Global Instruction Scheduling for Multi-Threaded Architectures [abstract] (PDF)
Guilherme de Lima Ottoni
Ph.D. Thesis, Department of Computer Science,
Princeton University, September 2008.
Recently, the microprocessor industry has moved toward multi-core or
chip multiprocessor (CMP) designs as a means of utilizing the
increasing transistor counts in the face of physical and
micro-architectural limitations. Despite this move, CMPs do not
directly improve the performance of single-threaded codes, a
characteristic of most applications. In effect, the move to CMPs has
shifted even more the task of improving performance from the hardware
to the software.
Since developing parallel applications has long been recognized as
significantly harder than developing sequential ones, it is very
desirable to have automatic tools to extract thread-level parallelism
(TLP) from sequential applications. Unfortunately, automatic
parallelization has only been successful in the restricted domains of
scientific and data-parallel applications, which usually have regular
array-based memory accesses and little control flow. In order to
support parallelization of general-purpose applications, computer
architects have proposed CMPs with light-weight, fine-grained (scalar)
communication mechanisms. Despite such support, most existing
multi-threading compilation techniques have generally demonstrated
little effectiveness in extracting parallelism from non-scientific
applications. The main reason for this is that such techniques are
mostly restricted to extracting parallelism within local,
straight-line regions of code. As observed in several limit studies,
local regions of code contain limited parallelism, and control
dependence analysis and multiple control units are necessary to
extract most of the parallelism opportunities.

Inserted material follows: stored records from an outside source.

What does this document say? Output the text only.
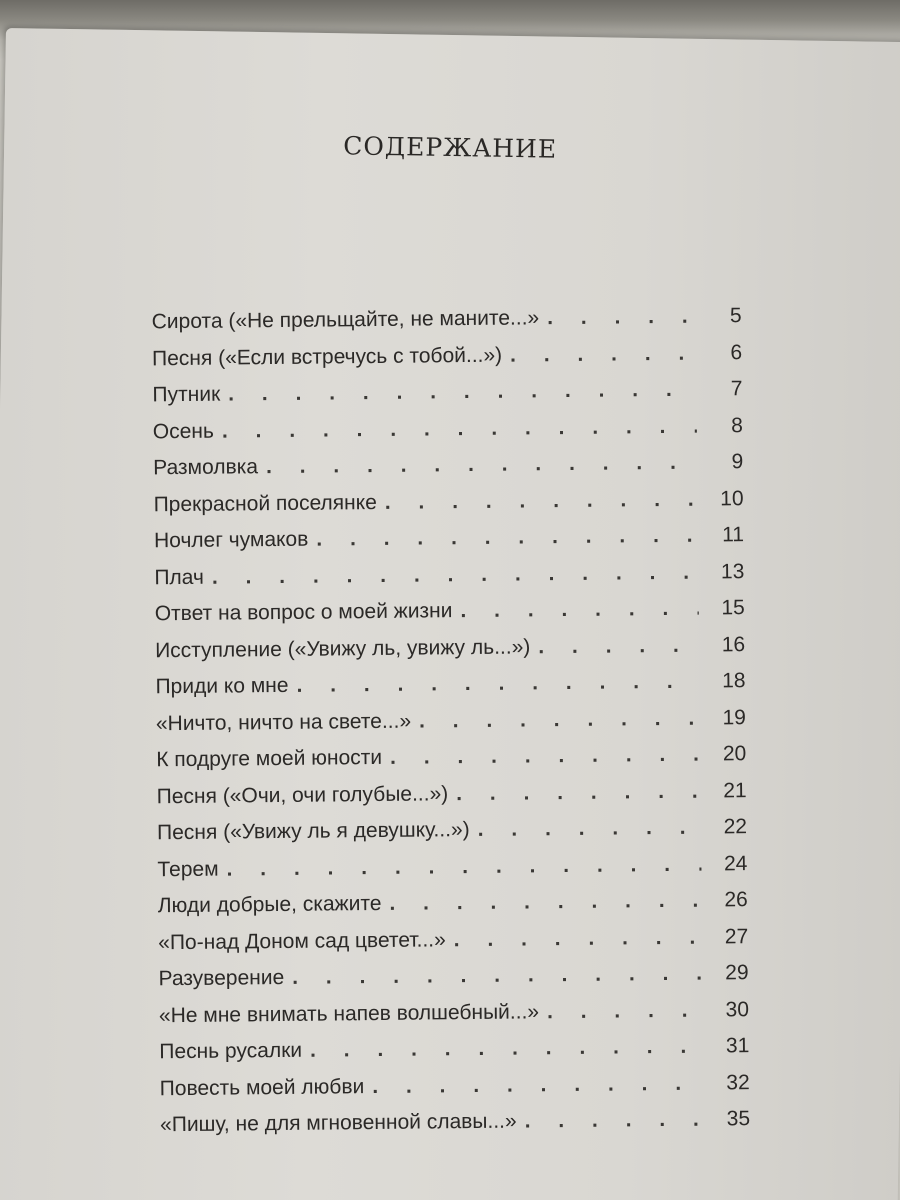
СОДЕРЖАНИЕ
Сирота («Не прельщайте, не маните...» . . .	5
Песня («Если встречусь с тобой...») . . .	6
Путник . . .	7
Осень . . .	8
Размолвка . . .	9
Прекрасной поселянке . . .	10
Ночлег чумаков . . .	11
Плач . . .	13
Ответ на вопрос о моей жизни . . .	15
Исступление («Увижу ль, увижу ль...») . . .	16
Приди ко мне . . .	18
«Ничто, ничто на свете...» . . .	19
К подруге моей юности . . .	20
Песня («Очи, очи голубые...») . . .	21
Песня («Увижу ль я девушку...») . . .	22
Терем . . .	24
Люди добрые, скажите . . .	26
«По-над Доном сад цветет...» . . .	27
Разуверение . . .	29
«Не мне внимать напев волшебный...» . . .	30
Песнь русалки . . .	31
Повесть моей любви . . .	32
«Пишу, не для мгновенной славы...» . . .	35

This thesis describes a general compiler framework for Global
Multi-Threaded (GMT) instruction scheduling, i.e. to simultaneously
schedule instructions from a global region of code to extract TLP for
multi-threaded architectures. Our compiler framework is based on a
Program Dependence Graph (PDG) representation, efficient graph
partitioning algorithms, and novel multi-threaded code generation
algorithms. Central to this framework are our multi-threaded code
generation algorithms, which produce efficient code for arbitrary
partitions of the PDG into threads. Based on this framework, three
thread-partitioning strategies for GMT instructions scheduling are
proposed. The first one, called GREMIO, extends list-scheduling to
target multi-threaded architectures and to operate on global code
regions. The second technique, called Decoupled Software Pipelining
(DSWP), extracts pipelined TLP from arbitrary loop nests. We also
propose Parallel-Stage DSWP, an extension of DSWP that allows multiple
threads to concurrently execute the same stage of the pipeline. These
techniques are implemented in the VELOCITY compiler and evaluated on
an accurate CMP simulator built on top of validated Itanium 2 core
models. The experiments show that our techniques balance
applicability and scalability differently, with each technique
resulting in the best speedup in different scenarios. Overall, the
results demonstrate the effectiveness of the proposed compilation
techniques, with significant speedups on a number of real benchmark
applications written in C.